Source: POLITICO'S MORNING AGRICULTURE, 2/20/18

Dairy farmers secured a long-sought win in the recently enacted budget agreement, but House Agriculture ranking member Collin Peterson doesn't think the provisions go far enough. As a result, he has secured a different proposal in the farm bill draft, which the committee is expected to unveil by the end of March, reports yours truly. 

The proposed change: The Margin Protection Program allows farmers to insure against low margins - the difference between milk prices and feed costs - and obtain higher levels of coverage if they pay more in premiums.
The main difference in Peterson's proposal is that it would allow dairy farmers to insure margins up to $9.50. The current limit is $8. The proposal would also make premiums less expensive for those higher coverage levels on the first 5 million pounds of milk, or about 200 cows (the average size of a U.S. dairy farm in 2012, when USDA last published a Census of Agriculture, was 144 cows.)

Peterson's office had an outside analysis conducted by the University of Missouri, comparing his proposed changes to the Margin Protection Program with those included in the $300 billion budget and disaster-aid package. The analysis indicates that a 200-cow operation selecting the highest level of insurance coverage would receive eight times the indemnities throughout the rest of the year under Peterson's plan.

"We heard all across the country that MPP doesn't work," an aide to Peterson told POLITICO. "Our concern is that if we only make an incremental adjustment and producers don't see additional support, they will walk away forever." 

On Monday, Sen.
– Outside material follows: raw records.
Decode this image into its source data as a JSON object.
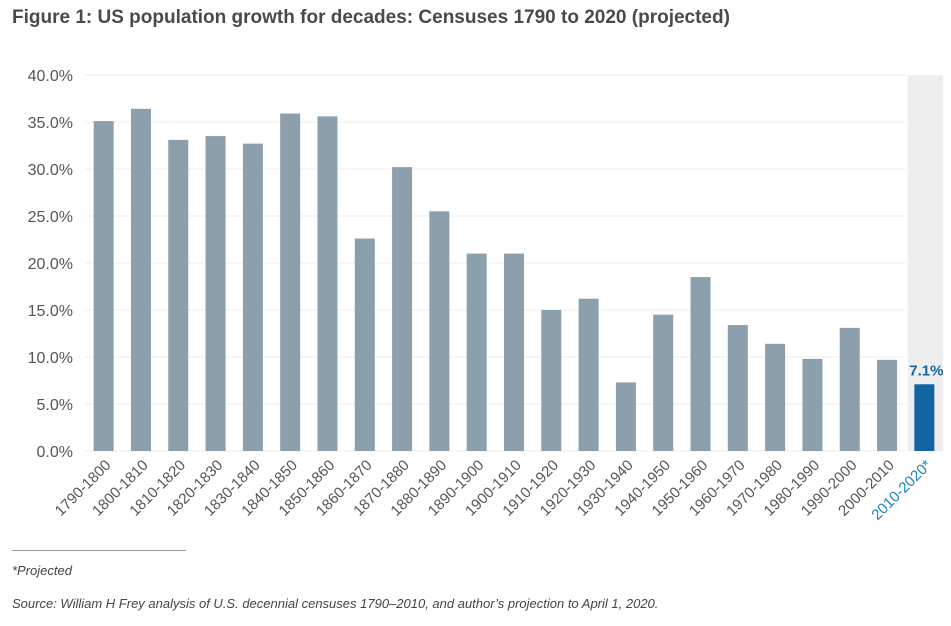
{
  "chart_data": {
    "type": "bar",
    "title": "Figure 1: US population growth for decades: Censuses 1790 to 2020 (projected)",
    "categories": [
      "1790-1800",
      "1800-1810",
      "1810-1820",
      "1820-1830",
      "1830-1840",
      "1840-1850",
      "1850-1860",
      "1860-1870",
      "1870-1880",
      "1880-1890",
      "1890-1900",
      "1900-1910",
      "1910-1920",
      "1920-1930",
      "1930-1940",
      "1940-1950",
      "1950-1960",
      "1960-1970",
      "1970-1980",
      "1980-1990",
      "1990-2000",
      "2000-2010",
      "2010-2020*"
    ],
    "values": [
      35.1,
      36.4,
      33.1,
      33.5,
      32.7,
      35.9,
      35.6,
      22.6,
      30.2,
      25.5,
      21.0,
      21.0,
      15.0,
      16.2,
      7.3,
      14.5,
      18.5,
      13.4,
      11.4,
      9.8,
      13.1,
      9.7,
      7.1
    ],
    "projected_index": 22,
    "highlight_label": "7.1%",
    "ylim": [
      0,
      40
    ],
    "yticks": [
      "0.0%",
      "5.0%",
      "10.0%",
      "15.0%",
      "20.0%",
      "25.0%",
      "30.0%",
      "35.0%",
      "40.0%"
    ],
    "xlabel": "",
    "ylabel": "",
    "colors": {
      "bar": "#8c9fad",
      "projected_bar": "#1264a3",
      "projected_label": "#1c82c0",
      "shade": "#eeeeee",
      "grid": "#ececec",
      "tick_text": "#555555"
    }
  },
  "footnote": "*Projected",
  "source": "Source: William H Frey analysis of U.S. decennial censuses 1790–2010, and author’s projection to April 1, 2020."
}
Tammy Baldwin heard from Wisconsin dairy farmers, who praised tweaks to the program but said the bigger problem was too much milk, the LaCrosse Tribune reported.

What the earlier deal does: As yours truly reported this month, the budget package's inclusion of provisions changing MPP and allowing seed cotton to be eligible for commodity subsidy programs could help ease the way for an on-time farm bill. The deal now gives agriculture lawmakers extra money to work with, to the tune of about $1.2 billion over 10 years, mostly because the dairy provisions are not offset.